Eleanor----I used to compete in obedience and the males at times did have to cope with females in season being on the grounds, but usually the obedience rings were kept at a distance from the show rings, and no bitches in season were allowed to compete in obedience. I did have an experience with one male---he needed this last exercise to finish his UD title and as he was going over the bar jump, he did a u turn in mid-air and started to enter the next ring. Apparently someone in Novice A had a bitch in season, and she just happened to be heeling it by as my dog was taking the jump!

Glenda
 
I saw a cartoon of a blind man being dragged across the street by his seeing eye dog.
The caption read.
OK, Who has the hot bitch :wink:

Run 'em at the end is my vote !
john
 
KG said:
Since there are only 2 (that I know of anyway....) OTCH FC/AFC dogs around, I'd guess it's pretty tough to keep a field trial dog screwed down tight enough to ignore a bitch in heat.
There are only two FC AFC OTCHs (U.S.) in all of the retriever breeds but this limited number has little if anything to do with bitches being in heat. These dogs are titled because of their owners' preference of retriever sport and their professional occupation. You can bet both these dogs (yes, males) earned their OTCH titles with bitches in season on the grounds because obedience trials are more often than not held in conjunction with all-breed conformation trials which allow bitches in season to compete. But maybe I am just missing your point here?
 
hhlabradors said:
If the tests keep getting tougher because the dogs are better and it's harder to weed out who's the best out of a field of excellents, when the trial is already a test of obedience, why not make that obedience part of the standard of excellence?
Because it's not part of the Rule Book. Because it is a Field Trial, not an obedience test.
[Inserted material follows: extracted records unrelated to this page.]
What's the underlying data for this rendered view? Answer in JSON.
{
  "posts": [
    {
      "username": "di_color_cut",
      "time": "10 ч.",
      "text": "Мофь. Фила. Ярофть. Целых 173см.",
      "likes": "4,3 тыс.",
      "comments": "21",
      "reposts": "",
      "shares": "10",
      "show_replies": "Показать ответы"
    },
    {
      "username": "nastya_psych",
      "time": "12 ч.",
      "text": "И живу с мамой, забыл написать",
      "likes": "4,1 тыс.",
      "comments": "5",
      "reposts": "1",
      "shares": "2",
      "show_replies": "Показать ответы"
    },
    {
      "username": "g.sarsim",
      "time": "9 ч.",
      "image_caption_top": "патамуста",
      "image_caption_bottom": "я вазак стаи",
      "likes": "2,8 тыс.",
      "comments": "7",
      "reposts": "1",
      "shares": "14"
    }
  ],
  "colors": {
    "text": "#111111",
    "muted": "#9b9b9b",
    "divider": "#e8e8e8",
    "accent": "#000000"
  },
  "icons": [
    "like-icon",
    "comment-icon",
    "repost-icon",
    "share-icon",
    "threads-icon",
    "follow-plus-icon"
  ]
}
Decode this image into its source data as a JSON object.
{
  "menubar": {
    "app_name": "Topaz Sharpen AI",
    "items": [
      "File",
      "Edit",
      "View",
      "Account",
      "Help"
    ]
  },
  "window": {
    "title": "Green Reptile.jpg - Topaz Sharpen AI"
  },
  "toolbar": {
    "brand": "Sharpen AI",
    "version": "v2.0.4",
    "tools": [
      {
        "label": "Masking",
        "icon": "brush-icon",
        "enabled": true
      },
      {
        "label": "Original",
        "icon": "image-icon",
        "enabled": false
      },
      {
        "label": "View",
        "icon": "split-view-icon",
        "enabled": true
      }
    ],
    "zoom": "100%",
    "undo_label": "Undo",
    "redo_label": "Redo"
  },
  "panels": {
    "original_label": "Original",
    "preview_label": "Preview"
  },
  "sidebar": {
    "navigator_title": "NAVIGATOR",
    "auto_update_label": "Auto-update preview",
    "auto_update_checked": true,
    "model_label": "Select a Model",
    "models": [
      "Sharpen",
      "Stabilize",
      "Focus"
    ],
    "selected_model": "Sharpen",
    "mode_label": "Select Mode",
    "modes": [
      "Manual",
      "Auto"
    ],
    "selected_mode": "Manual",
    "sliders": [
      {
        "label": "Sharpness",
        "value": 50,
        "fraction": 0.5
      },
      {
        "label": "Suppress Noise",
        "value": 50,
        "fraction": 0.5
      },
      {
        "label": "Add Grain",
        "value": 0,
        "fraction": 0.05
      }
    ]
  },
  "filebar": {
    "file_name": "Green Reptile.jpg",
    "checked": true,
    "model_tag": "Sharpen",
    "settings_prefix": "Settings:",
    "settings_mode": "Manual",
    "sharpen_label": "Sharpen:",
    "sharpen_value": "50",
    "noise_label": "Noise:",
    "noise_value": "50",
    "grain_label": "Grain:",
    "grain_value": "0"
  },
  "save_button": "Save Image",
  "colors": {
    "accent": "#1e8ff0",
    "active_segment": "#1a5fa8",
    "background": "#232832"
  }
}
If you want to change field trials to accomodate your viewpoint, then I recommend you work to implement it.

But, I will fight you tooth and nail all the way.

I want the determinant of which dog walks away with the blue at the end of the Open to be which dog was able to mark the long retired bird and have the courage to make the big swim to dig that bird out, not the dog who was able to ignore the scent of a bitch in heat.